The left action of any non-identity element would be a continuous map, $f$, from $S^2$ to itself with no fixed points. Then you could define a continuous vector field on the sphere by taking the vector pointing from $x$ to $f(x)$.

This has a wrinkle when $f(x)=-x$, but it seems like that can be avoided by taking some $x$ sufficiently close to the identity so that $f(x)$ will be near $x$.

Presumably, there's a flaw in this argument, or it would be used. So what is it?

Answer 1

Yes, that will work. As you note you will have to make your argument that for $y$ near enough to $e$ you have $yx\ne-x$ for all $x$ exact. This will probably be a compactness argument.

Once you have done that you will have another answer to: Can $S^2$ be turned into a topological group?. It will be very similar in spirit to the first argument in the accepted answer.

Answer 2

There's a very nice proof which uses Poincare-Hopf which you can think of as a generalization of hairy ball. It says that the Euler characteristic is equal to the number of zeros (counted with "index") of a tangent vector field with isolated singularities. If $X$ is a topological group, take a nonzero vector at the identity and generate a vector field on $X$ by translating it around (pushforward) by the (transitive) left group action. Thus, any topological group has a nonvanishing tangent vector field, and must have Euler characteristic 0 i.e. a torus. Actually, if you only care to show that the sphere isn't a group, you just need that you can find a nonvanishing vector field and use hairy ball instead of Poincare-Hopf, but this actually gives something much stronger. But note, this proof works in arbitrary dimension (to show a topological group has 0 Euler characteristic)! In fact, the same translation trick shows any topological group has trivial tangent bundle.

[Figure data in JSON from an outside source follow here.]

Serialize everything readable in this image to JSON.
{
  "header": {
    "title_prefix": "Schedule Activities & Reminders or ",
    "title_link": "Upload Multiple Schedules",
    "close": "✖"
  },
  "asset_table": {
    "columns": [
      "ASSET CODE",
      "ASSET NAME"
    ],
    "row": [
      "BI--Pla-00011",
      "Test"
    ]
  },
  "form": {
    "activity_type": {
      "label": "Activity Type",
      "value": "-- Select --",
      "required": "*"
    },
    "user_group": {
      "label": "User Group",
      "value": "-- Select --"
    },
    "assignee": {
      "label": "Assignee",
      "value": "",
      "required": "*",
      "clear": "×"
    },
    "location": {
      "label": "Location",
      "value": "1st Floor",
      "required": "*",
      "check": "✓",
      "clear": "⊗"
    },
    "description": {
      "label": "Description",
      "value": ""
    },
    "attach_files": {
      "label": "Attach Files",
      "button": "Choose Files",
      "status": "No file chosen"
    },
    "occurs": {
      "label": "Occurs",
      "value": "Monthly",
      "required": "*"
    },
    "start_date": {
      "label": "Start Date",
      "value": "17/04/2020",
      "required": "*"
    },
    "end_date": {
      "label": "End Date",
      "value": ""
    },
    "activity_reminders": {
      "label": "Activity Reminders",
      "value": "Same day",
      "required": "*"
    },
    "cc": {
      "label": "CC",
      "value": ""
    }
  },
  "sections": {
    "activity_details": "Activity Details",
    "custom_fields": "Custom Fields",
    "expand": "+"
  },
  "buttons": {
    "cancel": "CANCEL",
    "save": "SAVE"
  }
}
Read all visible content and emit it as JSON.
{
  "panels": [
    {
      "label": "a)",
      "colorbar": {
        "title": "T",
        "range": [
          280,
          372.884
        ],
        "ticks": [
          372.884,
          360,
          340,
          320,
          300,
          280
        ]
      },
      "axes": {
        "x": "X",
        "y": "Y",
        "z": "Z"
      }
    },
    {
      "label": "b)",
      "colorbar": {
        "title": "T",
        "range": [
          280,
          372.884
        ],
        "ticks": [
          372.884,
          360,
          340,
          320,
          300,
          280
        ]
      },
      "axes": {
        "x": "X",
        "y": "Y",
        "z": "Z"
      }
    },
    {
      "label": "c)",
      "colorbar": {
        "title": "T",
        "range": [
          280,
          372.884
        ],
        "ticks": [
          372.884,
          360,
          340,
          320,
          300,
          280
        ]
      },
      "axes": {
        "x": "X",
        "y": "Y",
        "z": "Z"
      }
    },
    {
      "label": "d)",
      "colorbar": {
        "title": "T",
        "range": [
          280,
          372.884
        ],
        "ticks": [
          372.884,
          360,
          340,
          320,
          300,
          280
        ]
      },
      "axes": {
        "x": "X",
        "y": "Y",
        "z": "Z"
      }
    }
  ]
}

To prove Poincare-Hopf, there's a neat argument with "charges" that I first saw in Thurston's book on 3d geometry and topology. There's also a nice argument that a section of the tangent bundle of $X$ is a section of the normal bundle of the diagonal in $X\times X$, and hence corresponds to an "infinitesimal deformation". The index of a vanishing point is the multiplicity of the intersection, and it now becomes an intersection theory problem.